On July 22, 2011, Magistrate Judge Kaplan issued an Order resolving a discovery dispute in Red River v. Verizon Services Corp. et al. (Order available here). The patent infringement case was recently transferred from the Eastern District of Texas, and Red River had filed a motion to compel discovery from Qwest. Specifically, Red River sought discovery on three of Qwest’s services, which are offered over the computer network Red River accuses of infringement. Qwest argued that discovery should not be allowed because Red River had failed to properly chart the three services under Patent Rule 3-1. Red River argued that the services were in the case (and hence discoverable), based on an earlier ruling from the Court in the Eastern District of Texas.
Judge Kaplan found that it was not necessary to determine whether Red River’s infringement contentions complied with Patent Rule 3-1, because, under the Northern District of Texas’ Patent Rules, discovery is not limited by the preliminary infringement contentions, but is governed by the Federal Rules of Civil Procedure. Judge Kaplan held that the scope of discovery in patent cases may include products or services that are “reasonably similar” to those accused in the infringement contentions. Judge Kaplan concluded that the three services at issue were reasonably similar to the other services charted by Red River in its infringement contentions.
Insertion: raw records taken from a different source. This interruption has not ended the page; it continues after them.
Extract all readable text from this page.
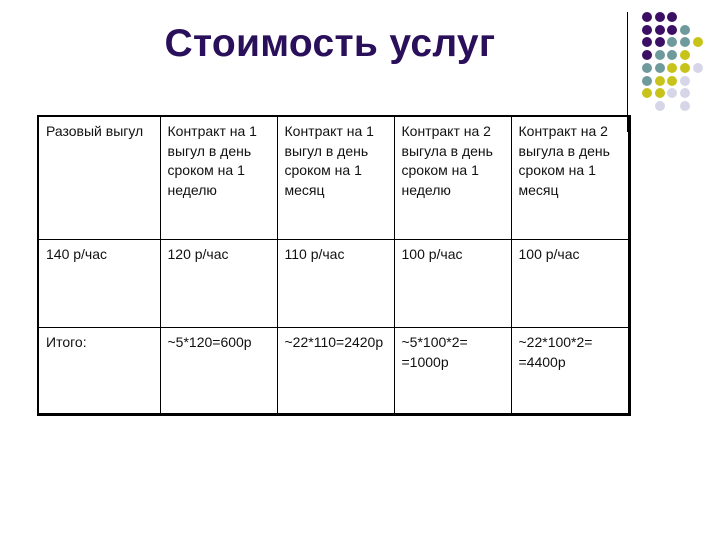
Стоимость услуг
Разовый выгул	Контракт на 1 выгул в день сроком на 1 неделю	Контракт на 1 выгул в день сроком на 1 месяц	Контракт на 2 выгула в день сроком на 1 неделю	Контракт на 2 выгула в день сроком на 1 месяц
140 р/час	120 р/час	110 р/час	100 р/час	100 р/час
Итого:	~5*120=600р	~22*110=2420р	~5*100*2= =1000р	~22*100*2= =4400р
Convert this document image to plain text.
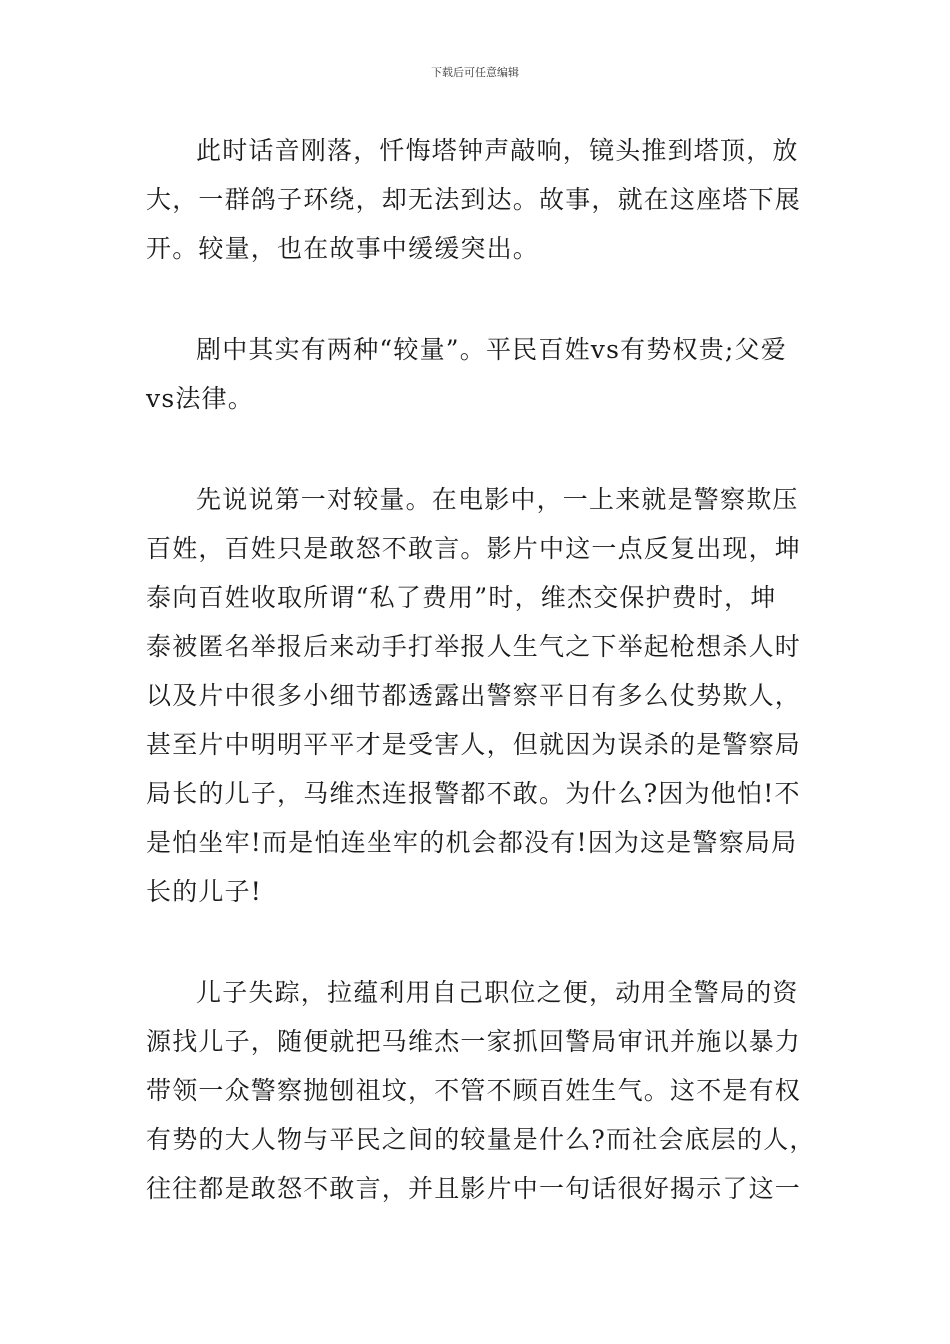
下载后可任意编辑
此时话音刚落，忏悔塔钟声敲响，镜头推到塔顶，放
大，一群鸽子环绕，却无法到达。故事，就在这座塔下展
开。较量，也在故事中缓缓突出。
剧中其实有两种“较量”。平民百姓vs有势权贵;父爱
vs法律。
先说说第一对较量。在电影中，一上来就是警察欺压
百姓，百姓只是敢怒不敢言。影片中这一点反复出现，坤
泰向百姓收取所谓“私了费用”时，维杰交保护费时，坤
泰被匿名举报后来动手打举报人生气之下举起枪想杀人时
以及片中很多小细节都透露出警察平日有多么仗势欺人，
甚至片中明明平平才是受害人，但就因为误杀的是警察局
局长的儿子，马维杰连报警都不敢。为什么?因为他怕!不
是怕坐牢!而是怕连坐牢的机会都没有!因为这是警察局局
长的儿子!
儿子失踪，拉蕴利用自己职位之便，动用全警局的资
源找儿子，随便就把马维杰一家抓回警局审讯并施以暴力
带领一众警察抛刨祖坟，不管不顾百姓生气。这不是有权
有势的大人物与平民之间的较量是什么?而社会底层的人，
往往都是敢怒不敢言，并且影片中一句话很好揭示了这一
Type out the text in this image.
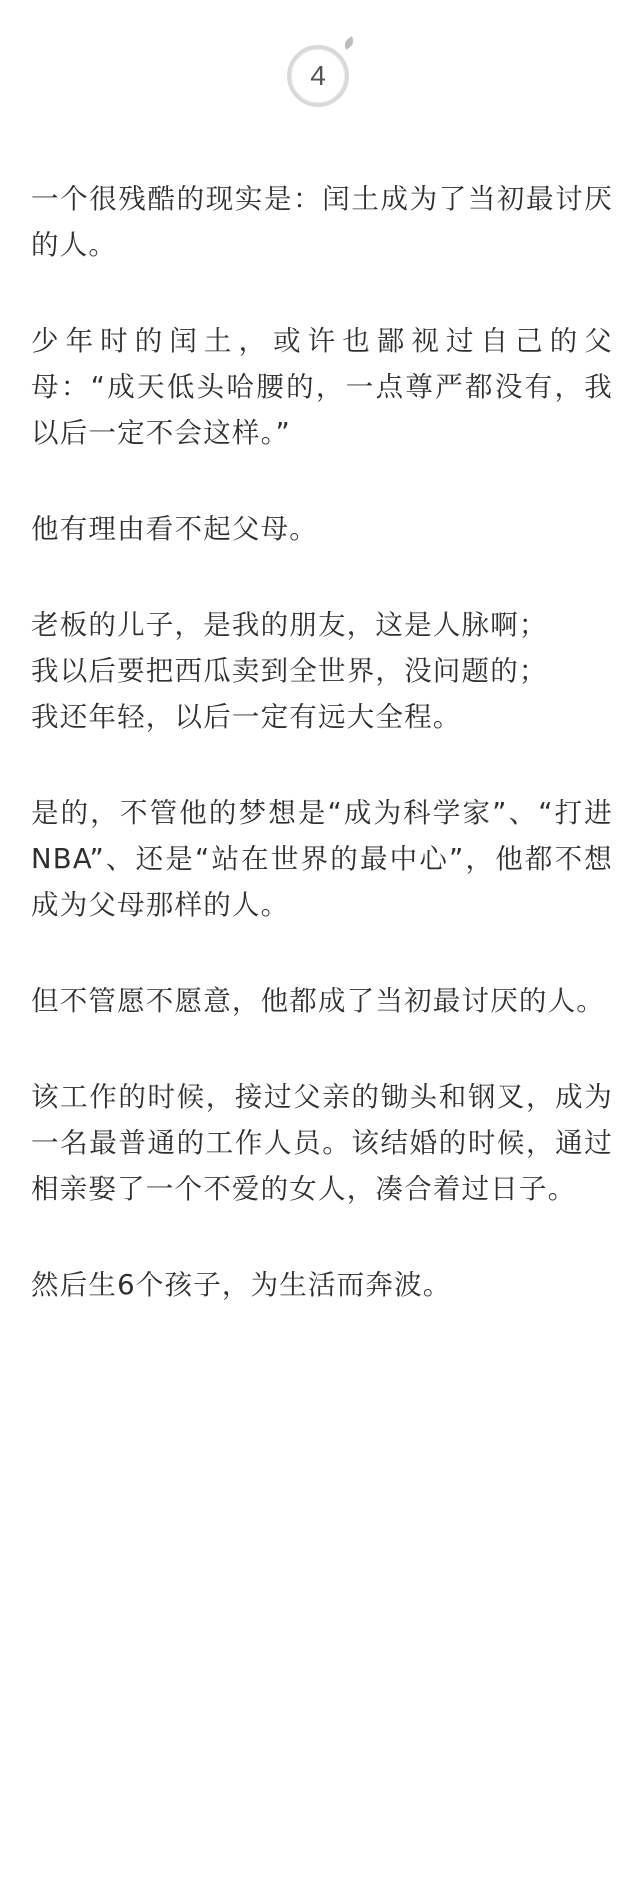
4

一个很残酷的现实是：闰土成为了当初最讨厌的人。

少年时的闰土，或许也鄙视过自己的父母：“成天低头哈腰的，一点尊严都没有，我以后一定不会这样。”

他有理由看不起父母。

老板的儿子，是我的朋友，这是人脉啊；

我以后要把西瓜卖到全世界，没问题的；

我还年轻，以后一定有远大全程。

是的，不管他的梦想是“成为科学家”、“打进NBA”、还是“站在世界的最中心”，他都不想成为父母那样的人。

但不管愿不愿意，他都成了当初最讨厌的人。

该工作的时候，接过父亲的锄头和钢叉，成为一名最普通的工作人员。该结婚的时候，通过相亲娶了一个不爱的女人，凑合着过日子。

然后生6个孩子，为生活而奔波。
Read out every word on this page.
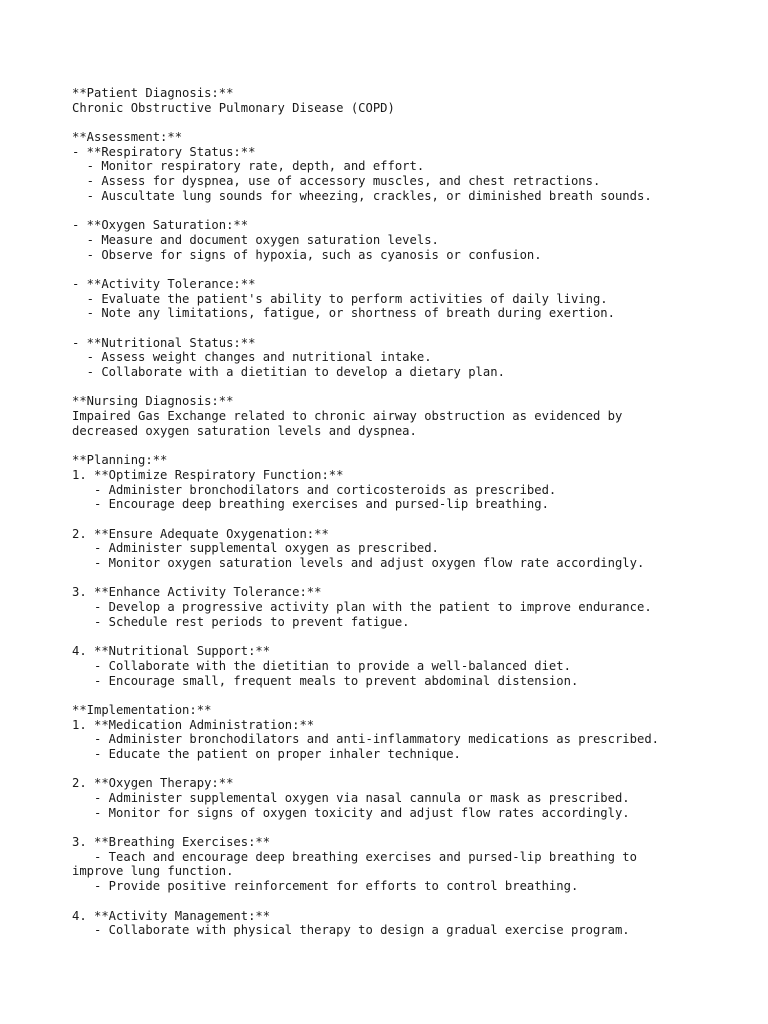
**Patient Diagnosis:**
Chronic Obstructive Pulmonary Disease (COPD)
**Assessment:**
- **Respiratory Status:**
- Monitor respiratory rate, depth, and effort.
- Assess for dyspnea, use of accessory muscles, and chest retractions.
- Auscultate lung sounds for wheezing, crackles, or diminished breath sounds.
- **Oxygen Saturation:**
- Measure and document oxygen saturation levels.
- Observe for signs of hypoxia, such as cyanosis or confusion.
- **Activity Tolerance:**
- Evaluate the patient's ability to perform activities of daily living.
- Note any limitations, fatigue, or shortness of breath during exertion.
- **Nutritional Status:**
- Assess weight changes and nutritional intake.
- Collaborate with a dietitian to develop a dietary plan.
**Nursing Diagnosis:**
Impaired Gas Exchange related to chronic airway obstruction as evidenced by
decreased oxygen saturation levels and dyspnea.
**Planning:**
1. **Optimize Respiratory Function:**
- Administer bronchodilators and corticosteroids as prescribed.
- Encourage deep breathing exercises and pursed-lip breathing.
2. **Ensure Adequate Oxygenation:**
- Administer supplemental oxygen as prescribed.
- Monitor oxygen saturation levels and adjust oxygen flow rate accordingly.
3. **Enhance Activity Tolerance:**
- Develop a progressive activity plan with the patient to improve endurance.
- Schedule rest periods to prevent fatigue.
4. **Nutritional Support:**
- Collaborate with the dietitian to provide a well-balanced diet.
- Encourage small, frequent meals to prevent abdominal distension.
**Implementation:**
1. **Medication Administration:**
- Administer bronchodilators and anti-inflammatory medications as prescribed.
- Educate the patient on proper inhaler technique.
2. **Oxygen Therapy:**
- Administer supplemental oxygen via nasal cannula or mask as prescribed.
- Monitor for signs of oxygen toxicity and adjust flow rates accordingly.
3. **Breathing Exercises:**
- Teach and encourage deep breathing exercises and pursed-lip breathing to
improve lung function.
- Provide positive reinforcement for efforts to control breathing.
4. **Activity Management:**
- Collaborate with physical therapy to design a gradual exercise program.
Accordingly, Judge Kaplan issued an Order compelling Qwest to provide discovery relating to the three services.
Red River is represented by Sam Baxter, Douglas Cawley, Christopher Bovenkamp, David Sochia, and Steven Callahan, all of McKool Smith, P.C.; Andrew Gorham, Charles Ainsworth, Robert Bunt, and Robert Parker, all of Parker, Bunt, & Ainsworth, P.C.; and D. Scott Hemingway, of Hemingway & Hansen LLP.
Qwest is represented by Brian Roche, Doyle Johnson, James Hultquist, Jennifer Yule DePriest, and John Bovich, all of Reed Smith LLP; and Bruce Sostek, of Thompson & Knight LLP.